Monsieur le ministre, tandis que vous avez affiché dans vos discours un volontarisme certain sur le dossier de la PAC, au final, la résignation semble l’avoir emporté dans les faits.

Certes, la pression est forte, et nous savons tous, mes chers collègues, d’où elle vient. En effet, la PAC, alors qu’elle devrait imposer son propre modèle, a trop tendance à s’aligner sur les préconisations de l’OMC, à l’intérieur de laquelle règne la plus grande hypocrisie : tandis que l’Union européenne a considérablement réduit ses subventions depuis vingt ans, beaucoup de pays membres de l’OMC – parmi lesquels figurent souvent les plus critiques à l’encontre de l’Europe – ont mis en place des soutiens à l’exportation et de nombreux outils d’intervention.
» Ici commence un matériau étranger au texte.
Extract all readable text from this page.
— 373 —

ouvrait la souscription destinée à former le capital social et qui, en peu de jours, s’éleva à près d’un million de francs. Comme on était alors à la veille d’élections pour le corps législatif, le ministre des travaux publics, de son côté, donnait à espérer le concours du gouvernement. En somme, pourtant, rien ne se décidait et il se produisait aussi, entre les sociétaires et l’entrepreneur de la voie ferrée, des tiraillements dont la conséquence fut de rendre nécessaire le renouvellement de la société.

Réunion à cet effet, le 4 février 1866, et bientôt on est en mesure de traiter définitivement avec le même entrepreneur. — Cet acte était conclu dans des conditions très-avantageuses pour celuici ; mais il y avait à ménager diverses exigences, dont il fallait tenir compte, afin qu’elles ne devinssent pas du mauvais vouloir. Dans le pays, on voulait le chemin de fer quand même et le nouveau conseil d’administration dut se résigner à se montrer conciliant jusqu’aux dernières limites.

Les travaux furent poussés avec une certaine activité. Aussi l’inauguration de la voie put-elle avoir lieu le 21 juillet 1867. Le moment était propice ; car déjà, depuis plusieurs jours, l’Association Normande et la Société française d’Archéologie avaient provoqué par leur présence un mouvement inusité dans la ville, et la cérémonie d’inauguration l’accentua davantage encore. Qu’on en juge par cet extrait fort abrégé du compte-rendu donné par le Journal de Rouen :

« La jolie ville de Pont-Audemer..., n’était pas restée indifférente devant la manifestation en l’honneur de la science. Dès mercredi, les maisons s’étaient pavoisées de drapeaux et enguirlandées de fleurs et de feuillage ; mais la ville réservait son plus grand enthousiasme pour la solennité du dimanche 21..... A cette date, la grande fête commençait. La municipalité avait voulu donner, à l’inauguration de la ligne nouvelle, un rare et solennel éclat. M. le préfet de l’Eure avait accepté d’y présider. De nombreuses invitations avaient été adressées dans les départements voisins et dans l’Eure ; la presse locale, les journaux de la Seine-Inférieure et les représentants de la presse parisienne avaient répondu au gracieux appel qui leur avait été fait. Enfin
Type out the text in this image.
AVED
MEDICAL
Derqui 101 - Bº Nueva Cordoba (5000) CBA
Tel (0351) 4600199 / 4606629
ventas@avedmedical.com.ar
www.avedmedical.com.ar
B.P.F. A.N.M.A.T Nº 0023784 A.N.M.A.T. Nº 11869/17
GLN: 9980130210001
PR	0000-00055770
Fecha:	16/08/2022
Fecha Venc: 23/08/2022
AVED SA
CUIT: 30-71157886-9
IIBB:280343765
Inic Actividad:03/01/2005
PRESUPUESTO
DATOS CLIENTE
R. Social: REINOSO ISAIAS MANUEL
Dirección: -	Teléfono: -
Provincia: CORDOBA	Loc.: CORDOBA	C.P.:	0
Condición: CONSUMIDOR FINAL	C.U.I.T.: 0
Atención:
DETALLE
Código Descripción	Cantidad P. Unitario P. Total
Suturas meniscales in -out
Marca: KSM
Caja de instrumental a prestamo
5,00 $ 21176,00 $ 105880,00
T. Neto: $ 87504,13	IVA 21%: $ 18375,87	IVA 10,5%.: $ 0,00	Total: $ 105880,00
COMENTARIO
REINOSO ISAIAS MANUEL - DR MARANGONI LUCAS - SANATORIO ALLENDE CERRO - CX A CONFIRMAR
Aux États-Unis, le Risk Protection Act de 2000 et le Farm Bill de 2003 n’ont finalement rien à envier à la PAC !

Dans la perspective de 2013, il faudrait donc s’en tenir à quelques principes fondamentaux.

Dans toutes les négociations commerciales, au sein de l’OMC comme dans un cadre bilatéral, l’Europe doit rappeler que les exigences sanitaires, environnementales et sociales de son modèle agricole justifient une protection tarifaire.

Dans tous les cas, l’Europe doit conserver un budget à la hauteur des missions que porte notre agriculture. La PAC a redéfini ses objectifs pour en ajouter de nouveaux, très ambitieux. On demande en particulier au monde agricole de préserver les équilibres des territoires ruraux et de participer à la lutte contre le changement climatique ainsi qu’à l’amélioration de l’environnement.

C’est bien, mais l’agriculture est d’abord une activité productive que nous devons maintenir comme telle. Pour qu’elle fasse davantage, il faut lui donner des moyens. Or le budget de la PAC est de plus en plus contraint.

On a demandé aux agriculteurs de produire davantage : ils l’ont fait ! On leur a ensuite demandé de produire mieux : ils l’ont fait ! Aujourd’hui, on leur demande d’équilibrer le territoire : ils le comprennent ! Finalement, on leur demande beaucoup…

En retour, et c’est bien la moindre des choses, les agriculteurs comptent sur une solidarité leur permettant tout simplement de vivre de leur travail. Ce n’est pas un luxe pour la plupart d’entre eux ! (Applaudissements sur les travées du groupe RDSE, du groupe socialiste et du groupe CRC-SPG.)

M. le président. La parole est à Mme Odette Herviaux, pour quinze minutes.

Mme Odette Herviaux. Monsieur le président, monsieur le ministre, mes chers collègues, dans une période propice à l’évocation des politiques européennes, ce débat a au moins le mérite de montrer à ceux qui auraient pu l’oublier combien les problèmes agricoles et alimentaires sont de nouveau au cœur de toutes les préoccupations : celles de nos concitoyens, tout d’abord ; celles du monde politique, ensuite ; celles du microcosme gouvernemental, enfin, puisque votre portefeuille semble faire l’objet de nombreuses convoitises, monsieur le ministre…

Si je me réjouis très sincèrement de cette importance nouvelle accordée à un secteur cher à nombre de membres de cette assemblée, je dois avouer, monsieur le ministre, que je souhaite beaucoup de courage à votre successeur, la situation n’étant vraiment pas facile, notamment dans l’élevage, où tous les indicateurs sont au rouge.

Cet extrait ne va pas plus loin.